My initial reaction on reading the article by John Horvat II was to read it as a revisionist one. The writer seemed to have made an attempt to revive the paradigm of going back to the almost extinct, at least in the modern societies, the rituals of the Catholic Church. He apparently held on to the concept of sin and punishment and a God of Vengeance who would punish the wrongdoers without mercy.


This fundamentalist attitude has few takers now. He seems to be keen to bring back the superstitious mindset of the Dark Ages. To suggest that the dangerous pandemic can be arrested by refuge in the lap of God Jesus like frightened babies is a flight of fancy. The remedies to get rid of Coronavirus according to him are drinking the water from the spring of Lourdes, churching and receiving Holy Communion and all that. He has taken umbrage of the sensible and practical steps taken by Pope Francis.


There is a saying in Malayalam: when the house of a neighbour who is not in favour, is engulfed in fire with roaring flames, take the opportunity to destroy his plantains ostensibly to put out the fire. “ sathruvinte veedinu thee pidikkumbol, thee kedutthanulla nattiatthil, avente vazhakal vetti nasippikkuka.”
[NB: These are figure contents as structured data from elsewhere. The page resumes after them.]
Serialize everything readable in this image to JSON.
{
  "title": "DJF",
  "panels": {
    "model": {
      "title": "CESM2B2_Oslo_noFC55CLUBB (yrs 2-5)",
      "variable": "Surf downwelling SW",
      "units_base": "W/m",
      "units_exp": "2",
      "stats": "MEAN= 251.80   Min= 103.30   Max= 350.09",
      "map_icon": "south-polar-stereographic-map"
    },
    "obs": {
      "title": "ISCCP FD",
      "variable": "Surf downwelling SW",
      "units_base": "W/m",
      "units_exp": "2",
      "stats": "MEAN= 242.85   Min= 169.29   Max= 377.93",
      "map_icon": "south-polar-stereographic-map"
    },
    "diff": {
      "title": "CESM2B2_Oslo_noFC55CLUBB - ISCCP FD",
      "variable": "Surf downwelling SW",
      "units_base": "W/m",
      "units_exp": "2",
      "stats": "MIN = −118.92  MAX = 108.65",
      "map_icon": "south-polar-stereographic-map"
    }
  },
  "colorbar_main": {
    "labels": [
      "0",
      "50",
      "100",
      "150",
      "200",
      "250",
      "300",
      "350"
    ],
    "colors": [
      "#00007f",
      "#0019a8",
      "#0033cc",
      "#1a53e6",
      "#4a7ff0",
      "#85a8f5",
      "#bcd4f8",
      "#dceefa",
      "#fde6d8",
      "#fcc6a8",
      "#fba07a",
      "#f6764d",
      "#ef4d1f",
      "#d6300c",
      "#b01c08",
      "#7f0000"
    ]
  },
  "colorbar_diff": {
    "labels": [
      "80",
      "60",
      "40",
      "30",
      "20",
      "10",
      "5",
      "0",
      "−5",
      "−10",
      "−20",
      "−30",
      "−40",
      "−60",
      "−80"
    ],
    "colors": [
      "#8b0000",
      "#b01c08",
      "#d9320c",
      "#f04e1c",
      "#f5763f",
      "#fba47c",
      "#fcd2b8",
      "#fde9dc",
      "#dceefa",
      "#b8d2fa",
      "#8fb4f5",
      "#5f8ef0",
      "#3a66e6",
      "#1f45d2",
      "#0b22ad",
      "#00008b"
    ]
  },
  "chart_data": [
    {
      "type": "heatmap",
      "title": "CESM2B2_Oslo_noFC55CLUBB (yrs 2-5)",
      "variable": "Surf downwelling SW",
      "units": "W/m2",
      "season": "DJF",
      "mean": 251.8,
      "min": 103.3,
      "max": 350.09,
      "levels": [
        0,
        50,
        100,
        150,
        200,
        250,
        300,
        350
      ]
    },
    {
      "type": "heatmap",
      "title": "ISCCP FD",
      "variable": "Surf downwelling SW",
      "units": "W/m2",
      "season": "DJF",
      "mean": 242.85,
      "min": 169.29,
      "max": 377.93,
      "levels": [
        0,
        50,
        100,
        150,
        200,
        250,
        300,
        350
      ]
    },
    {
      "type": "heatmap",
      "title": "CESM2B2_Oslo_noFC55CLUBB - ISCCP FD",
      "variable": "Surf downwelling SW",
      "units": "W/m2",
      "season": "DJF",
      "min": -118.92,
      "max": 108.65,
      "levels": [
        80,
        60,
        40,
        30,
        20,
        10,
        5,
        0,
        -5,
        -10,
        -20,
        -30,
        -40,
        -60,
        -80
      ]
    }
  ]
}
Permit me to invoke the name of Bart D. Ehrman, author of twenty books including “God’s Problem”, a James A. Gray Distinguished Professor of Religious Studies at the University of North Carolina, Chapel Hill. He studied at the Moody Bible Institute, in Chicago, a  fundamentalist Bible college, from the age of 17 as he had a “born again” experience in high school. In 1978, he joined Princeton Theological Seminary.

 

His thesis in simple terms: How the existence of a loving God in control of the world reconciles with the “universal suffering of humans” one comes across. He grappled with the question of how there can be a good, loving and powerful God in charge of the world in the face of massive suffering experience by the human race – not in general terms, but in specific concrete terms, as what individuals experience. In his book “God’s Problem: How the Bible Fails to Answer Our Most Important Question – Why We Suffer” led him to doubt the very existence of God.
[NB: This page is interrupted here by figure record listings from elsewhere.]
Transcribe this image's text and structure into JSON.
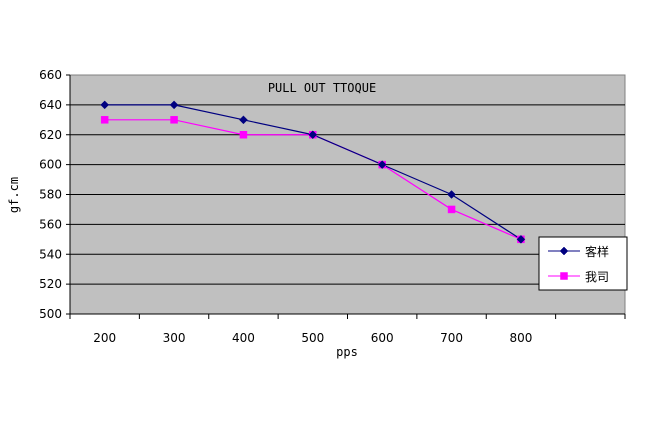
{
  "chart_data": {
    "type": "line",
    "title": "PULL OUT TTOQUE",
    "xlabel": "pps",
    "ylabel": "gf.cm",
    "categories": [
      "200",
      "300",
      "400",
      "500",
      "600",
      "700",
      "800"
    ],
    "extra_x_slots": 1,
    "ylim": [
      500,
      660
    ],
    "ystep": 20,
    "yticks": [
      "500",
      "520",
      "540",
      "560",
      "580",
      "600",
      "620",
      "640",
      "660"
    ],
    "grid": true,
    "legend_position": "right",
    "plot_background": "#c0c0c0",
    "series": [
      {
        "name": "客样",
        "color": "#000080",
        "marker": "diamond",
        "values": [
          640,
          640,
          630,
          620,
          600,
          580,
          550
        ]
      },
      {
        "name": "我司",
        "color": "#ff00ff",
        "marker": "square",
        "values": [
          630,
          630,
          620,
          620,
          600,
          570,
          550
        ]
      }
    ]
  }
}
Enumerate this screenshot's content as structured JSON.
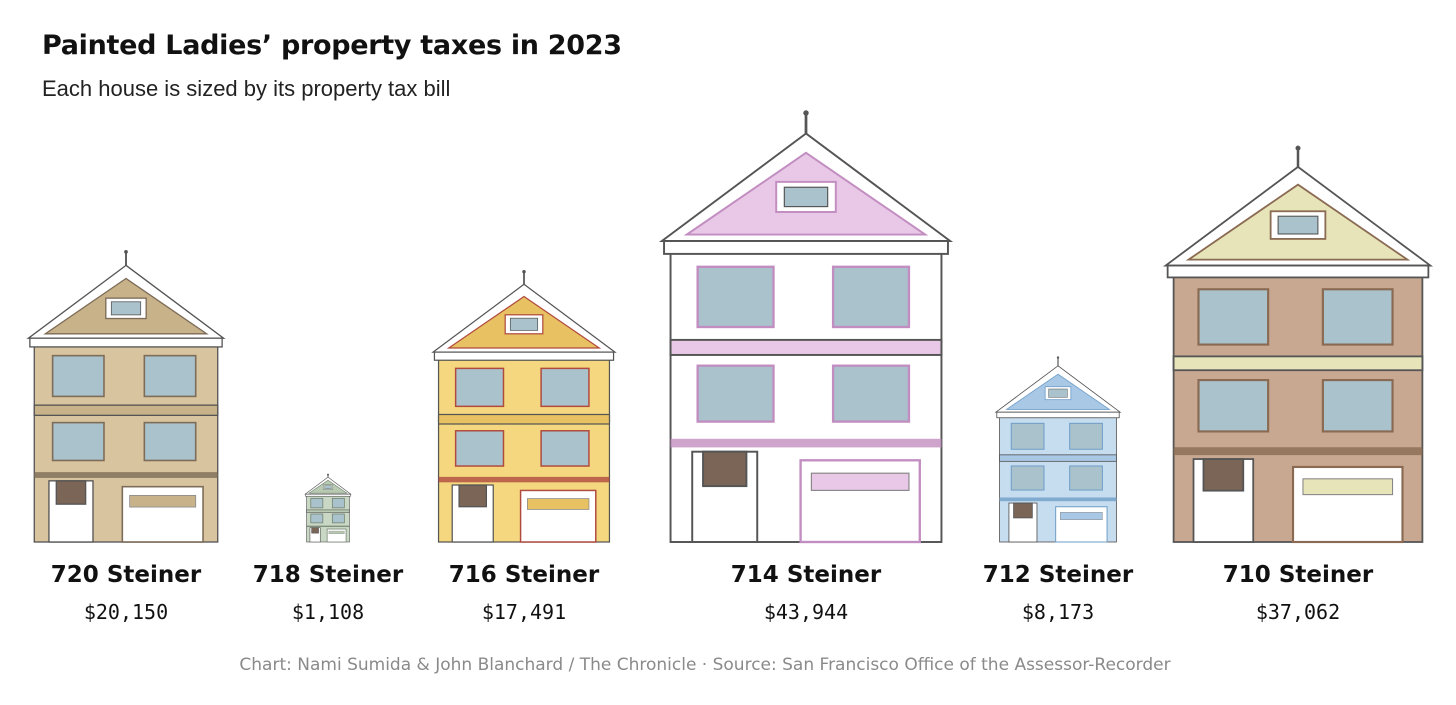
{
  "title": "Painted Ladies’ property taxes in 2023",
  "subtitle": "Each house is sized by its property tax bill",
  "credit": "Chart: Nami Sumida & John Blanchard / The Chronicle · Source: San Francisco Office of the Assessor-Recorder",
  "chart_data": {
    "type": "bar",
    "mark": "house-illustration",
    "categories": [
      "720 Steiner",
      "718 Steiner",
      "716 Steiner",
      "714 Steiner",
      "712 Steiner",
      "710 Steiner"
    ],
    "values": [
      20150,
      1108,
      17491,
      43944,
      8173,
      37062
    ],
    "value_labels": [
      "$20,150",
      "$1,108",
      "$17,491",
      "$43,944",
      "$8,173",
      "$37,062"
    ],
    "title": "Painted Ladies’ property taxes in 2023",
    "subtitle": "Each house is sized by its property tax bill",
    "xlabel": "",
    "ylabel": "",
    "grid": false,
    "legend": "none",
    "colors": [
      {
        "body": "#d8c49e",
        "trim": "#7d6c58",
        "accent": "#c8b28a"
      },
      {
        "body": "#c9d8c4",
        "trim": "#6d7d6a",
        "accent": "#b9cab2"
      },
      {
        "body": "#f4d77e",
        "trim": "#b04a3e",
        "accent": "#e8c262"
      },
      {
        "body": "#ffffff",
        "trim": "#c28dc0",
        "accent": "#e8c8e6"
      },
      {
        "body": "#c6dcef",
        "trim": "#6f9ec8",
        "accent": "#a9c8e6"
      },
      {
        "body": "#c8a890",
        "trim": "#8a6a52",
        "accent": "#e6e4b8"
      }
    ]
  }
}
He says further: “The God of vengeance is found not only in the Old Testament, as some Christians have tried to claim. Even the New Testament God is a God of judgement and wrath…… The Lake of Fire is stocked up and ready for everyone who is opposed to God. This will involve eternal burning – an everlasting punishment, for those who have sinned against God.”
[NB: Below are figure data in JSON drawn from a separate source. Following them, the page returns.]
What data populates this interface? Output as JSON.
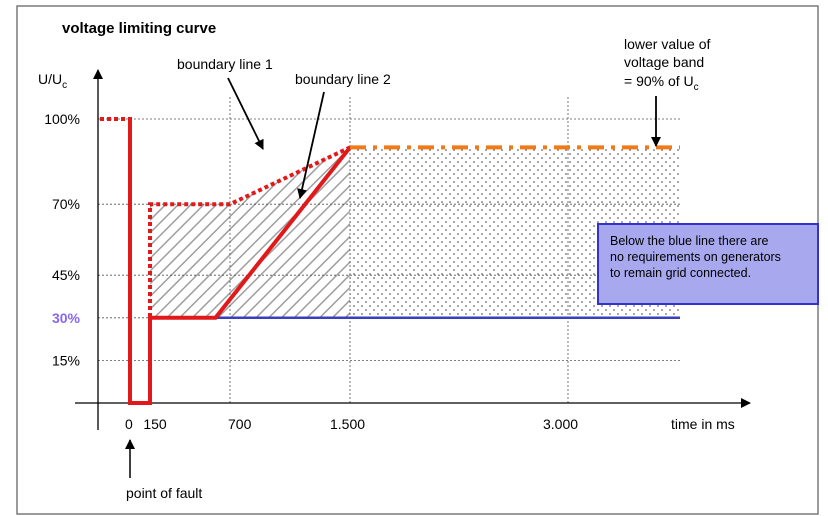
{
  "chart_data": {
    "type": "line",
    "title": "voltage limiting curve",
    "ylabel_base": "U/U",
    "ylabel_sub": "c",
    "xlabel": "time in ms",
    "x_ticks": [
      {
        "value": 0,
        "label": "0"
      },
      {
        "value": 150,
        "label": "150"
      },
      {
        "value": 700,
        "label": "700"
      },
      {
        "value": 1500,
        "label": "1.500"
      },
      {
        "value": 3000,
        "label": "3.000"
      }
    ],
    "y_ticks": [
      {
        "value": 100,
        "label": "100%",
        "highlight": false
      },
      {
        "value": 70,
        "label": "70%",
        "highlight": false
      },
      {
        "value": 45,
        "label": "45%",
        "highlight": false
      },
      {
        "value": 30,
        "label": "30%",
        "highlight": true
      },
      {
        "value": 15,
        "label": "15%",
        "highlight": false
      }
    ],
    "series": [
      {
        "key": "boundary1",
        "color": "#e2191b",
        "style": "dotted",
        "points": [
          [
            -200,
            100
          ],
          [
            0,
            100
          ],
          [
            0,
            0
          ],
          [
            150,
            0
          ],
          [
            150,
            70
          ],
          [
            700,
            70
          ],
          [
            1500,
            90
          ]
        ]
      },
      {
        "key": "boundary2",
        "color": "#e2191b",
        "style": "solid",
        "points": [
          [
            0,
            100
          ],
          [
            0,
            0
          ],
          [
            150,
            0
          ],
          [
            150,
            30
          ],
          [
            600,
            30
          ],
          [
            1500,
            90
          ]
        ]
      },
      {
        "key": "blue",
        "color": "#3a3fbf",
        "style": "solid",
        "points": [
          [
            150,
            0
          ],
          [
            150,
            30
          ],
          [
            4500,
            30
          ]
        ]
      },
      {
        "key": "band",
        "color": "#f07a18",
        "style": "dashdot",
        "points": [
          [
            1500,
            90
          ],
          [
            4500,
            90
          ]
        ]
      }
    ],
    "annotations": {
      "boundary1": "boundary line 1",
      "boundary2": "boundary line 2",
      "band_line1": "lower value of",
      "band_line2": "voltage band",
      "band_line3_base": "= 90% of U",
      "band_line3_sub": "c",
      "fault": "point of fault",
      "note_line1": "Below the blue line there are",
      "note_line2": "no requirements on generators",
      "note_line3": "to remain grid connected."
    },
    "colors": {
      "red": "#e2191b",
      "blue": "#3a3fbf",
      "orange": "#f07a18",
      "note_bg": "#a8a8ef",
      "note_border": "#3333cc",
      "highlight_label": "#8866ee"
    }
  }
}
My personal view: if at all God exists, it is okay.  Let him mind his own business; the Son God could be too busy to preserve the Virginity of his dear mother Mary from the serpent. He has also to ensure her comfort; old man Joseph is very senile and not interested in Mary at all. He had married the already pregnant Mary to avoid a big scandal and to preserve the reputation of the small community of the hamlet of Nazareth. (By the way, in the Hindu heaven there are four females to be taken care of; Urvassi, Menaka, Thilothama, and Ramba. Even for a God four women could be too much of a bother. For an average person, one female is too many.) 

 

The best course of treatment to be meted out to Horvat is to quarantine him with at least one dozen Coronavirus infected persons in a small room with inadequate elbow space. He may be provided with both Old and New Testaments along with litres and litres of Lourdes water. If sufficient quantity of Lourdes water is not on hand, ordinary tap may do; this guy may not be able to distinguish the water provided to him. That would be serving just desserts to him. It is unlikely that he would survive the quarantine; good riddance.


God, if any, please save us from Horvat types of our world.